Yes, there are cases in which you can clearly think to yourself that "saying this or that would be a lie", but I see those as fringe cases. Consider your in-laws asking you whether the soup is too salty. Or advertising. Or your boss asking you how you like your new office. Or telling a child about some natural phenomenon. The whole concept on Wittgenstein's ladder ("lies to children") would be simplistically denounced as "lying" in an absolute framework.

"Hair trigger about mere true facts" is disregarding all these shades of "lies" (disparity between internal beliefs and stated beliefs), there are few statements outside of stating mathematical facts for which a total, congruent correspondence between "what I actually believe" and "what I state to believe" can be asserted. Simply because it's actually extremely hard to express a belief accurately.

Consider you were asked in a public setting whether you've ever fantasized about killing someone. Asked in an insistent manner. Dodge this!

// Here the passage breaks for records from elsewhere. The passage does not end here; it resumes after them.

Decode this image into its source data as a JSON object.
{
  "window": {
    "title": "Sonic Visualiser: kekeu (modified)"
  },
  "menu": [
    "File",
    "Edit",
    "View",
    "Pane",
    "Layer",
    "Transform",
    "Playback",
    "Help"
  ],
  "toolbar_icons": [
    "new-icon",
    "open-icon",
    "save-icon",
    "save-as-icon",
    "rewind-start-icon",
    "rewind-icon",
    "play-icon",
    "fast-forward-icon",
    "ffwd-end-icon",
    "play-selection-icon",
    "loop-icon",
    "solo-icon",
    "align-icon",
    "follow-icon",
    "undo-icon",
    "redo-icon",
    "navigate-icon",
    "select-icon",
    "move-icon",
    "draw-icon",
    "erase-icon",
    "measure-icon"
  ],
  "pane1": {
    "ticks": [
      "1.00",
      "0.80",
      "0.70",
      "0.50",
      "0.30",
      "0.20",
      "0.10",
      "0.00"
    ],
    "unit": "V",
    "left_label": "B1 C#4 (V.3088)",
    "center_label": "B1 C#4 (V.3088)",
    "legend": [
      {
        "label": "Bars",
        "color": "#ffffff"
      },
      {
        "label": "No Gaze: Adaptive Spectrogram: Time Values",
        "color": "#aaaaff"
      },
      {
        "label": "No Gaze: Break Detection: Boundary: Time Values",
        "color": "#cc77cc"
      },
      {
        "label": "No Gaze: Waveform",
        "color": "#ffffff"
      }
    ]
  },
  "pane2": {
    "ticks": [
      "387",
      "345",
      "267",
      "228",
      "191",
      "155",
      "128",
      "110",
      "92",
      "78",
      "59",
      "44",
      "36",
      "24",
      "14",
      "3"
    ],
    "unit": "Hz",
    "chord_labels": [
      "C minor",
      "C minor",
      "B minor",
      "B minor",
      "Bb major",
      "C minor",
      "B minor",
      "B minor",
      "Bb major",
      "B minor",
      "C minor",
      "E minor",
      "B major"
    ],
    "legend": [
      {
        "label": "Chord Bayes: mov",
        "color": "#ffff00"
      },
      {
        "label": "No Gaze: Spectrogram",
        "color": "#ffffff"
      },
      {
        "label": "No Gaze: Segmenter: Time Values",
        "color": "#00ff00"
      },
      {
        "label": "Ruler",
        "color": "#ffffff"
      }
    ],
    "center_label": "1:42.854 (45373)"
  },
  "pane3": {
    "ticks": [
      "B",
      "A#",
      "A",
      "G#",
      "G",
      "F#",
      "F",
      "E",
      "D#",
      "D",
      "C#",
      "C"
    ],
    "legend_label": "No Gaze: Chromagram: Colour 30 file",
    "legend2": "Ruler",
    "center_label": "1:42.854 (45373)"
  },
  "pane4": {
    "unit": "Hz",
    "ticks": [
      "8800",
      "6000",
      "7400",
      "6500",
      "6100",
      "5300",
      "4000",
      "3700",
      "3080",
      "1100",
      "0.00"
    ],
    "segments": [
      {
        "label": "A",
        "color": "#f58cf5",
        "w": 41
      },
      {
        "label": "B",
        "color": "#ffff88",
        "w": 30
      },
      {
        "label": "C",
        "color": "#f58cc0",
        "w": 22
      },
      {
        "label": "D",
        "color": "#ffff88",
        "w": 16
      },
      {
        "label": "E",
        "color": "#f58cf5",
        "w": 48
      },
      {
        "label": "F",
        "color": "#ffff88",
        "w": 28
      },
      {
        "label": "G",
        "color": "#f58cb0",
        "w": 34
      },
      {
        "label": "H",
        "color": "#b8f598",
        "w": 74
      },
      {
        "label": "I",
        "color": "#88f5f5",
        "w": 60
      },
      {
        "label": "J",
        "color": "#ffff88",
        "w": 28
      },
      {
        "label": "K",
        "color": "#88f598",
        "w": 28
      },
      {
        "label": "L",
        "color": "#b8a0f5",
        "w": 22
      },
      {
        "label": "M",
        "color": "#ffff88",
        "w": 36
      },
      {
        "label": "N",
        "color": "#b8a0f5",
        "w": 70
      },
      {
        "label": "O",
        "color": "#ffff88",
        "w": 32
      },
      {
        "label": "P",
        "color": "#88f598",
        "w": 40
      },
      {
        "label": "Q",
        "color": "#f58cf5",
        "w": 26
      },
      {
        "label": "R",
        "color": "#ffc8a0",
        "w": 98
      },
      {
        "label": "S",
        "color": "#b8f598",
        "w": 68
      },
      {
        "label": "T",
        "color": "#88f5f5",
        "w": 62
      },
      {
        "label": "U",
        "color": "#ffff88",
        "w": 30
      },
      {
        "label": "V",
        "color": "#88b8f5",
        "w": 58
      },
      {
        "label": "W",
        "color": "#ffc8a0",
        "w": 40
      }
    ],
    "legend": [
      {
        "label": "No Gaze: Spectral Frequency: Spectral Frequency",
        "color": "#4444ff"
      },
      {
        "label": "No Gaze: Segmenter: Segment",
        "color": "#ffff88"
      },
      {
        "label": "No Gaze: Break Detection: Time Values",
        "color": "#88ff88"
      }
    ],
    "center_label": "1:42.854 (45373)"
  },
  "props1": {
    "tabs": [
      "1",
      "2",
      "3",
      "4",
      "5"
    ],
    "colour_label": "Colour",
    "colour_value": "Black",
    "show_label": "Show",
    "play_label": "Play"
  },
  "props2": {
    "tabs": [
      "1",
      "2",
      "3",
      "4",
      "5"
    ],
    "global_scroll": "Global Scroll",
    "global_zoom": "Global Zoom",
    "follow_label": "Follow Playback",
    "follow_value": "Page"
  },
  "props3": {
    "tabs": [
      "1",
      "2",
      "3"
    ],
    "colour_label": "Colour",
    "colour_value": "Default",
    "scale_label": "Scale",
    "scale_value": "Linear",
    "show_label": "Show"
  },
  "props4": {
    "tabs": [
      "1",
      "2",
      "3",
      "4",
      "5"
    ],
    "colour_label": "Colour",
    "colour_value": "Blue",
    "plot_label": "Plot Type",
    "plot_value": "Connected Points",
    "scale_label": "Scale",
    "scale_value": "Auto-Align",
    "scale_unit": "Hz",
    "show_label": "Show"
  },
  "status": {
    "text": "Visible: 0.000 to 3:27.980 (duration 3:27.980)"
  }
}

Comment author: Lumifer 08 February 2014 11:17:06PM 2 points [-]

Consider you were asked in a public setting whether you've ever fantasized about killing someone. Asked in an insistent manner. Dodge this!

Why is this is problem? I'm not Alicorn but I wouldn't have any issues admitting in public that yes, I've fantasized about killing someone. And the situation is very easy to steer towards absurd/ridiculous if the asker starts to demand grisly details :-)

Comment author: Nornagest 10 February 2014 05:53:21PM *  0 points [-]

Why is this is problem?

Well, "asked in an insistent manner" does seem to count as evidence that there's some ulterior reasoning behind the question. Ordinarily I expect a lot of people (though maybe not most people) would be happy to admit that they've e.g. fantasized about running over Justin Bieber or whoever their least favorite pop star is with a tank, but I for one would be a lot more inclined to dodge the question or lie outright if my conversational partner seemed a little too interested in the answer.

Comment author: Lumifer 10 February 2014 06:33:19PM 2 points [-]

I for one would be a lot more inclined to dodge the question or lie outright if my conversational partner seemed a little too interested in the answer.

If the conversational partner seems too interested, I'm likely to start inquiring about his/her fantasies... :-D

Comment author: Kawoomba 08 February 2014 11:23:17PM 0 points [-]

Why is this a problem?

Heh. Dunno. Many of these other people (vaguely waves towards society) like to insist they wouldn't. Not even while they're in the bathroom, you know, producing rainbows. Makes it a good example.

Comment author: Vulture 11 February 2014 01:45:36AM 1 point [-]

Not even while they're in the bathroom, you know, producing rainbows.

If I'm interpreting your euphemism correctly: this fetish is not as common as you think it is.